Question: But why it is using regex='\('
in .replace(regex='\(',value='')
part of that last line? Some other online examples (such as here and here) I have seen don't seem to use regex
keyword in their replacement function. What regex='\('
is doing in the replace function here?
import sqlalchemy as sq
import pandas as pd
import re
pw = dbutils.secrets.get(scope='SomeScope',key='sql')
engine = sq.create_engine('mssql+pymssql://SERVICE.Databricks.NONPUBLICETL:'+pw+'MyAzureSQL.database.windows.net:1433/TEST', isolation_level="AUTOCOMMIT")

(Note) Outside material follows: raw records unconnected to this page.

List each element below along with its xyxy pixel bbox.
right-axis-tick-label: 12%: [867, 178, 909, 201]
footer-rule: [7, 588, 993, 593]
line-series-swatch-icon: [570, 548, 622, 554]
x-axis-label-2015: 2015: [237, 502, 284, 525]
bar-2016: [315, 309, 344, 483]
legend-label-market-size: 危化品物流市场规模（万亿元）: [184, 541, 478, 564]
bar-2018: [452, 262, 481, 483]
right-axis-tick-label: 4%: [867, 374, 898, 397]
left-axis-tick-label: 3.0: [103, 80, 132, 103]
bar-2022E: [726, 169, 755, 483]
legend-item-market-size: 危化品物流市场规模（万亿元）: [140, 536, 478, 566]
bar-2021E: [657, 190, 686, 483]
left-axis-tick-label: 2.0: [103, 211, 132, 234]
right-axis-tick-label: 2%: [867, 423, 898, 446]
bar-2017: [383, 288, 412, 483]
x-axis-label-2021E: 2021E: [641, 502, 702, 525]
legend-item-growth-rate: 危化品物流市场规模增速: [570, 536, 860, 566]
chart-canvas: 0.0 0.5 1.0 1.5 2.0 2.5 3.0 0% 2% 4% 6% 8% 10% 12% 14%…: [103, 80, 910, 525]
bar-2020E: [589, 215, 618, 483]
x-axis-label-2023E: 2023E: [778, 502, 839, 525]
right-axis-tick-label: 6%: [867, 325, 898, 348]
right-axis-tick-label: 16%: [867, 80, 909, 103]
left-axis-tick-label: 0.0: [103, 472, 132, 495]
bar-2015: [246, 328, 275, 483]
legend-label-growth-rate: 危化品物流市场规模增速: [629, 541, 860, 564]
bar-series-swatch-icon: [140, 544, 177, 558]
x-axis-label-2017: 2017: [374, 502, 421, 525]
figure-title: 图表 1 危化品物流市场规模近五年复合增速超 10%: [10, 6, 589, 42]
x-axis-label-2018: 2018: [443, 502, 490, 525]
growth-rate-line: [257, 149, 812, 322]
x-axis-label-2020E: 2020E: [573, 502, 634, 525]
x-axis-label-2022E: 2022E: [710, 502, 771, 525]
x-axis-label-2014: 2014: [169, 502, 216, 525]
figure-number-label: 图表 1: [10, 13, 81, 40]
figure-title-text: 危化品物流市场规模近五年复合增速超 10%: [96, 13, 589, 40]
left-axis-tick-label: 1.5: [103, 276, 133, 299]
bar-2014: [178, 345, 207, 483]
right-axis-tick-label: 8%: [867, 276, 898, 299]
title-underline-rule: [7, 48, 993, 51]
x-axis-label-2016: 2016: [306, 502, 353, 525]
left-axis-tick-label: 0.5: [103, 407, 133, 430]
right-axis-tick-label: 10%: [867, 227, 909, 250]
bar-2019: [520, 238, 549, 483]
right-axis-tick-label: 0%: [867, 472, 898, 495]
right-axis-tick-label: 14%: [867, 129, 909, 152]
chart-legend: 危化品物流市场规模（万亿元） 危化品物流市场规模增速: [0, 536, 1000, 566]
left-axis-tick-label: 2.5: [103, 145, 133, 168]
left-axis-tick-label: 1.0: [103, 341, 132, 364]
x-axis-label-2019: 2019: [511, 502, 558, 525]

pandas_df = pd.read_sql('select * from SQLTable1', con=engine)
pandas_df['MOBILE_PHONE'].replace(regex='\(',value='').replace(regex='\)',value='').replace(regex='\-',value='').str.strip()
Upvotes: 1
Views: 53
Reputation: 26676
Coding precision depends on experience, logic and mastery of syntax. Its like mastery of normal language. The answer you adapted achieves exactly what the code below does
df['MOBILE_PHONE2'] = df['MOBILE_PHONE'].str.replace('[^\d]','',regex=True)
Explanation
\d
is regex for digits
[^]
is regex for everything except
[^\d]
everything except digits
So, using the pandas API, I replace everything except digits in the string with nothing
Outcome
MOBILE_PHONE MOBILE_PHONE2
0 (425) 555-1234 4255551234
Upvotes: 1
Reputation: 120469
The signature of the replace
function has changed.
Replace your last line by:
df['MOBILE_PHONE2'] = df['MOBILE_PHONE'].replace('[()-]', '', regex=True).str.strip()
print(df)
# Output
MOBILE_PHONE MOBILE_PHONE2
0 (425) 555-1234 425 5551234
Replace (
or )
or -
by ''
Upvotes: 1
Reputation: 31
You can use the regex keyword as a boolean to tell .replace() whether to interpret the string as regex or as the regular expression itself
Upvotes: 0